シラキ工芸
【八女提灯】
福岡県八女市立花町──豊かな自然と和紙の産地として知られるこの地で、シラキ工芸は1980年に盆提灯の火袋メーカーとして創業しました。現在は2代目の入江朋臣氏が代表を務め、職人の手によるものづくりを継承しながら、新たな時代にふさわしい灯りのかたちを探求しています。
八女提灯の起源は、約200年前に墓地で灯された「場提灯」にさかのぼります。地元で竹や和紙といった素材がそろったことから、農家の副業として発展し、明治期には海外輸出も行われました。その特徴は、一本のヒゴを型に沿って螺旋状に巻く「一条螺旋巻き」の骨組みと、草花などを描く繊細な火袋の絵付け。いずれも八女ならではの高い技術を要する伝統です。

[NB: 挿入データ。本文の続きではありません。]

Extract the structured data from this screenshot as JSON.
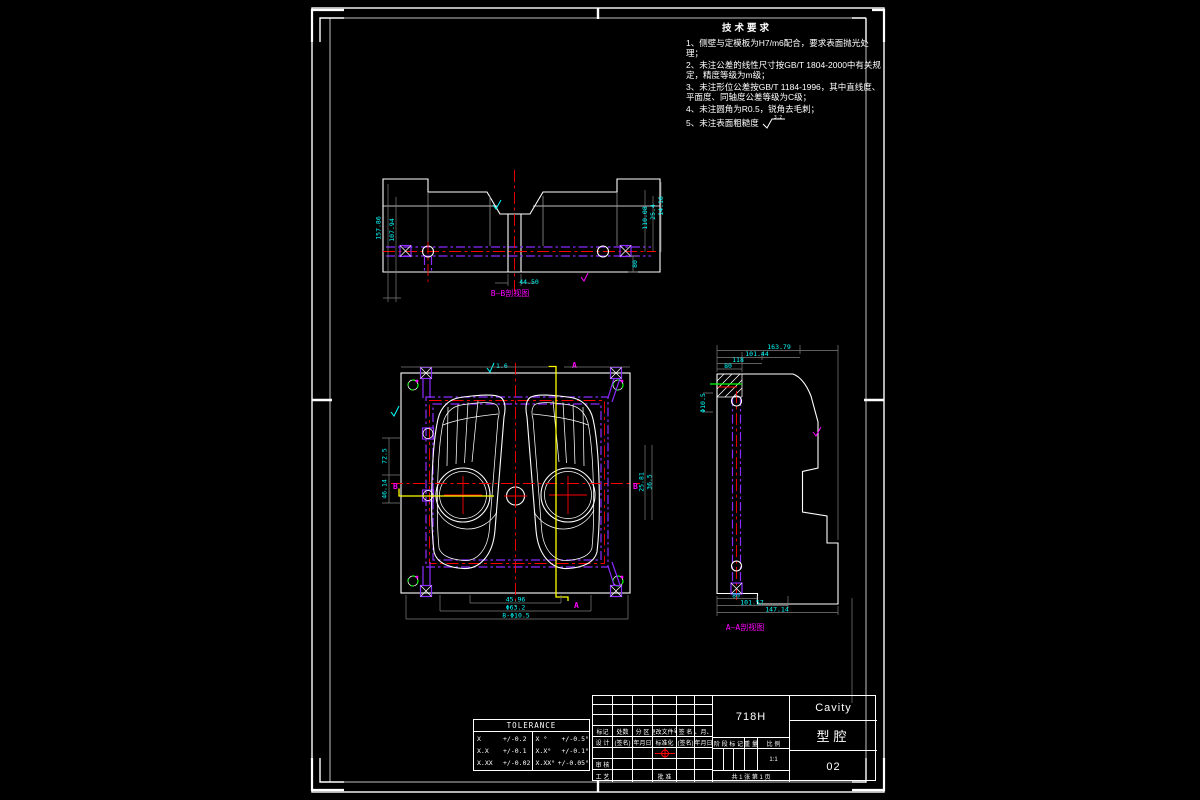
{
  "app": {
    "kind": "CAD engineering drawing",
    "background": "#000000"
  },
  "colors": {
    "outline": "#ffffff",
    "dimension_text": "#00ffff",
    "centerline": "#ff0000",
    "cooling_channel": "#8a2bff",
    "section_line": "#ffff00",
    "view_label": "#ff00ff",
    "hole_mark": "#00ff00",
    "dim_line": "#7e7e7e"
  },
  "tech_requirements": {
    "title": "技术要求",
    "lines": [
      "1、侧壁与定模板为H7/m6配合，要求表面抛光处理；",
      "2、未注公差的线性尺寸按GB/T 1804-2000中有关规定，精度等级为m级；",
      "3、未注形位公差按GB/T 1184-1996，其中直线度、平面度、同轴度公差等级为C级；",
      "4、未注圆角为R0.5，锐角去毛刺；",
      "5、未注表面粗糙度"
    ],
    "roughness_value": "3.2"
  },
  "views": {
    "section": {
      "label": "B—B剖视图",
      "dims": {
        "left_outer": "157.86",
        "left_inner": "107.94",
        "right_a": "110.08",
        "right_b": "25.4",
        "right_c": "14.16",
        "right_d": "80",
        "bottom": "44.50"
      }
    },
    "plan": {
      "marks": {
        "a_top": "A",
        "a_bottom": "A",
        "b_left": "B",
        "b_right": "B"
      },
      "roughness_top": "1.6",
      "dims": {
        "left_upper": "72.5",
        "left_lower": "46.14",
        "bottom_1": "45.96",
        "bottom_2": "Φ63.2",
        "bottom_3": "8-Φ10.5",
        "right_1": "25.81",
        "right_2": "36.5"
      }
    },
    "side": {
      "label": "A—A剖视图",
      "dims": {
        "top_1": "163.79",
        "top_2": "101.44",
        "top_3": "118",
        "top_4": "80",
        "left": "Φ10.5",
        "bottom_1": "80",
        "bottom_2": "101.57",
        "bottom_3": "147.14"
      }
    }
  },
  "tolerance_table": {
    "title": "TOLERANCE",
    "rows": [
      {
        "c0": "X",
        "c1": "+/-0.2",
        "c2": "X °",
        "c3": "+/-0.5°"
      },
      {
        "c0": "X.X",
        "c1": "+/-0.1",
        "c2": "X.X°",
        "c3": "+/-0.1°"
      },
      {
        "c0": "X.XX",
        "c1": "+/-0.02",
        "c2": "X.XX°",
        "c3": "+/-0.05°"
      }
    ]
  },
  "title_block": {
    "material": "718H",
    "part_name_en": "Cavity",
    "part_name_cn": "型腔",
    "drawing_number": "02",
    "revision_headers": [
      "标记",
      "处数",
      "分 区",
      "更改文件号",
      "签 名",
      "年、月、日"
    ],
    "sign_row": [
      "设 计",
      "(签名)",
      "(年月日)",
      "标准化",
      "(签名)",
      "(年月日)"
    ],
    "check_label": "审 核",
    "process_label": "工 艺",
    "approve_label": "批 准",
    "stage_label": "阶 段 标 记",
    "weight_label": "重 量",
    "scale_label": "比 例",
    "scale_value": "1:1",
    "sheet_info": "共 1 张  第 1 页"
  }
}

シラキ工芸では、型組みからヒゴ巻き、糸かけ、和紙や絹貼り、吹き付けと筆描きを組み合わせた下書きなしの絵付けまで、すべての工程を職人が手作業で仕上げます。その一筆一筆に宿るのは、先人から受け継がれた“技”と“感性”。長年の経験による美しい均整と柔らかな光が、見る人の心を静かに照らします。
近年、仏壇・盆提灯の需要減少や職人不足が進む中で、同社は若手の育成と技術継承に力を注ぎ、伝統を次世代へつなぐ取り組みを続けています。また、自社ブランド「cocolan(ココラン)」では、伝統構造をそのままに、コンパクトで愛らしいインテリア提灯を開発。グッドデザイン賞を受賞したこのシリーズは、灯りとしてもアートとしても国内外で高い評価を得ています。
八女の風土に根ざしながら、時代の感性と響き合うものづくりを続けるシラキ工芸。その作品は、手仕事が今に息づく“現代のあかり”として、多くの人々の暮らしに寄り添っています。